Shunning drug therapies
Part of the attraction of programs like Voices of the Heart is patients'
distaste for the limitations and side effects of psychiatric drugs. 
When Morrow was in treatment, for example, he said his psychiatrist put
him on many different medications to find a regimen that would work for
him. 
"I'd go back every three weeks," he recalled. "He'd say, 'How are you
doing?' I would say, 'Terrible.'"
Psychotropic drugs come with a range of unpleasant and potentially
dangerous side effects. These drugs often numb the senses and dull the
emotions. They may also cause excessive salivation, dry mouth, weight
gain, organ damage, involuntary movements like shaking, tics and
shuffling, suicidal or violent thoughts, as well as various other
undesirable neurological, physiological and behavioral changes.

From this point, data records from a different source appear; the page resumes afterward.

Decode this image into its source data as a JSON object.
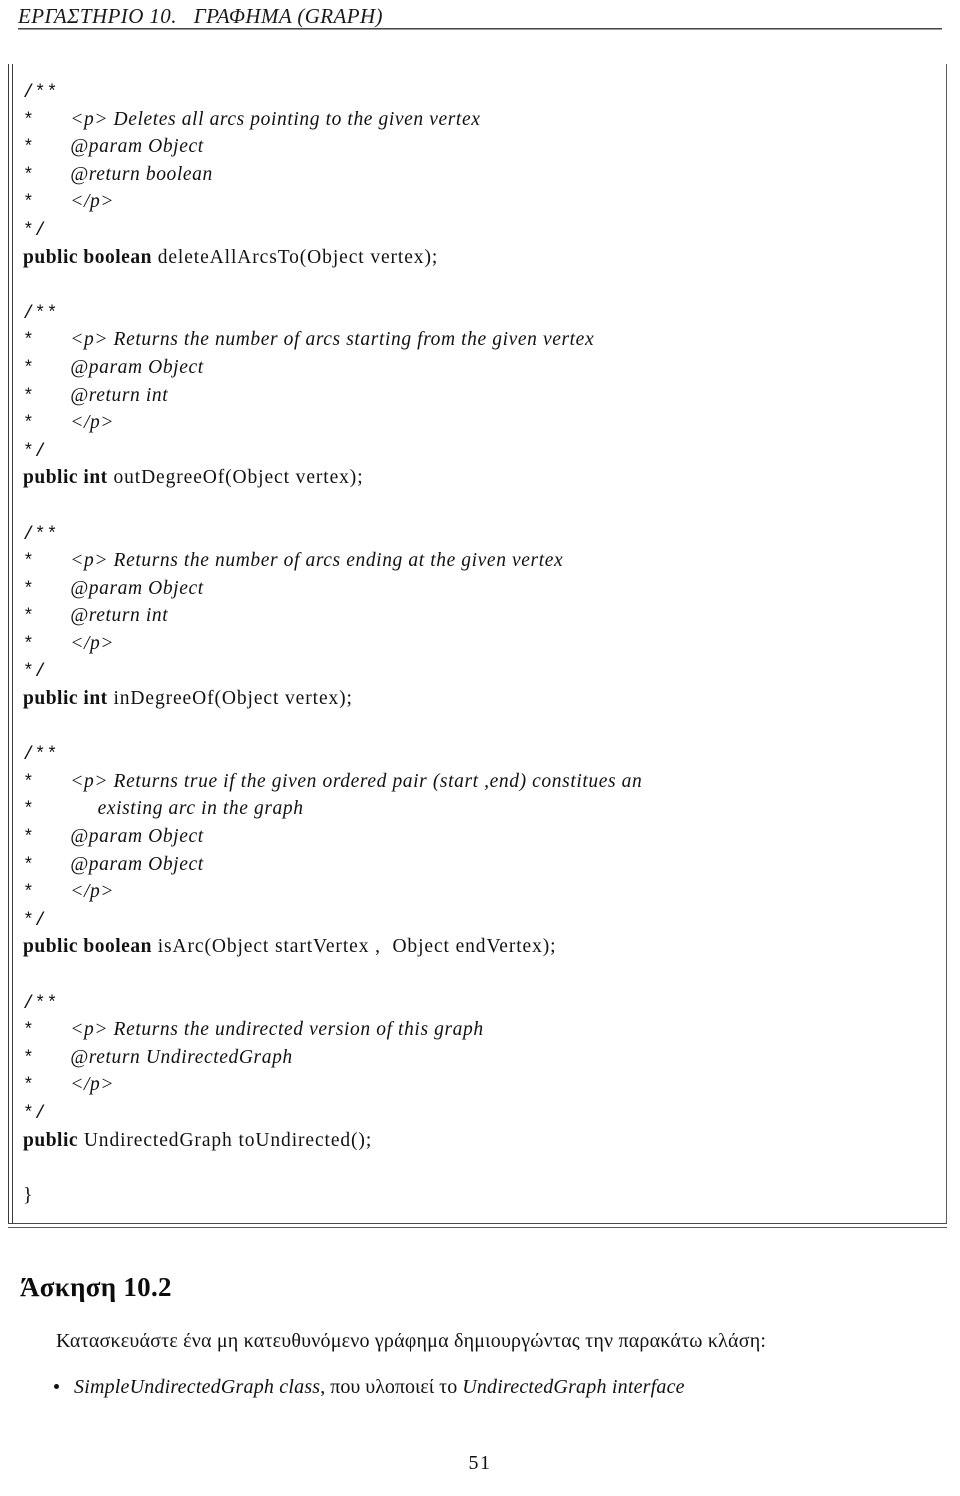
{
  "header": {
    "title": "ΕΡΓΑΣΤΗΡΙΟ 10.   ΓΡΑΦΗΜΑ (GRAPH)"
  },
  "code": {
    "blocks": [
      {
        "comment": [
          {
            "delim": "/**",
            "text": ""
          },
          {
            "delim": "*",
            "text": "<p> Deletes all arcs pointing to the given vertex"
          },
          {
            "delim": "*",
            "text": "@param Object"
          },
          {
            "delim": "*",
            "text": "@return boolean"
          },
          {
            "delim": "*",
            "text": "</p>"
          },
          {
            "delim": "*/",
            "text": ""
          }
        ],
        "signature": {
          "keywords": "public boolean",
          "declaration": "deleteAllArcsTo(Object vertex);"
        }
      },
      {
        "comment": [
          {
            "delim": "/**",
            "text": ""
          },
          {
            "delim": "*",
            "text": "<p> Returns the number of arcs starting from the given vertex"
          },
          {
            "delim": "*",
            "text": "@param Object"
          },
          {
            "delim": "*",
            "text": "@return int"
          },
          {
            "delim": "*",
            "text": "</p>"
          },
          {
            "delim": "*/",
            "text": ""
          }
        ],
        "signature": {
          "keywords": "public int",
          "declaration": "outDegreeOf(Object vertex);"
        }
      },
      {
        "comment": [
          {
            "delim": "/**",
            "text": ""
          },
          {
            "delim": "*",
            "text": "<p> Returns the number of arcs ending at the given vertex"
          },
          {
            "delim": "*",
            "text": "@param Object"
          },
          {
            "delim": "*",
            "text": "@return int"
          },
          {
            "delim": "*",
            "text": "</p>"
          },
          {
            "delim": "*/",
            "text": ""
          }
        ],
        "signature": {
          "keywords": "public int",
          "declaration": "inDegreeOf(Object vertex);"
        }
      },
      {
        "comment": [
          {
            "delim": "/**",
            "text": ""
          },
          {
            "delim": "*",
            "text": "<p> Returns true if the given ordered pair (start ,end) constitues an"
          },
          {
            "delim": "*",
            "text": "     existing arc in the graph"
          },
          {
            "delim": "*",
            "text": "@param Object"
          },
          {
            "delim": "*",
            "text": "@param Object"
          },
          {
            "delim": "*",
            "text": "</p>"
          },
          {
            "delim": "*/",
            "text": ""
          }
        ],
        "signature": {
          "keywords": "public boolean",
          "declaration": "isArc(Object startVertex ,  Object endVertex);"
        }
      },
      {
        "comment": [
          {
            "delim": "/**",
            "text": ""
          },
          {
            "delim": "*",
            "text": "<p> Returns the undirected version of this graph"
          },
          {
            "delim": "*",
            "text": "@return UndirectedGraph"
          },
          {
            "delim": "*",
            "text": "</p>"
          },
          {
            "delim": "*/",
            "text": ""
          }
        ],
        "signature": {
          "keywords": "public",
          "declaration": "UndirectedGraph toUndirected();"
        }
      }
    ],
    "closing_brace": "}"
  },
  "exercise": {
    "heading": "Άσκηση 10.2",
    "intro": "Κατασκευάστε ένα μη κατευθυνόμενο γράφημα δημιουργώντας την παρακάτω κλάση:",
    "items": [
      {
        "part1": "SimpleUndirectedGraph class",
        "part2": ", που υλοποιεί το ",
        "part3": "UndirectedGraph interface"
      }
    ]
  },
  "footer": {
    "page_number": "51"
  }
}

By suppressing extreme emotions, several participants in the Hearing
Voices training session said, psychiatric drugs can keep people stuck. 
"In my experience, people have to go through these emotions to get
through them," Morrow said. "It's harder for people who have been in the
system for awhile. Nobody has really listened to them or asked what
happened."
Morrow insists he is not opposed to psychiatry.
"There is not one way that works for everyone," he explained. "When I
look back to what they were doing in medicine and psychiatry a hundred
years ago, it was barbaric. I believe a hundred years from now, they'll
be saying the same about our current practices."
But like Hazen, he suggested that at a time of tight government budgets,
more of the mental health establishment will begin to embrace the peer
approach because of its cost-effectiveness.
Hazen was honored earlier this year with the Frances Olivero Advocacy
Award, given by the New York Association for Psychiatric Rehabilitation
Services. Hazen said he was stunned by the unanticipated recognition,
but he calls it as a "telltale sign that we're on the forefront of
changing the public perception about hearing voices and other extreme
states."
Hazen, a voice hearer himself, said the Hearing Voices approach has been
an inspiration to him. 
"A lot of the things I've experienced through this have saved -- and
changed -- my life," Hazen said. "It's been a powerful experience."
Similarly, Morrow recalled how the problems that originally brought him
into the mental health system ultimately helped him to grow and change.
"I thought they were just the worst things that could happen to me," he
recalled. "But now I am using my life experience to assist others who
are looking for a way out. The negatives have turned into positives."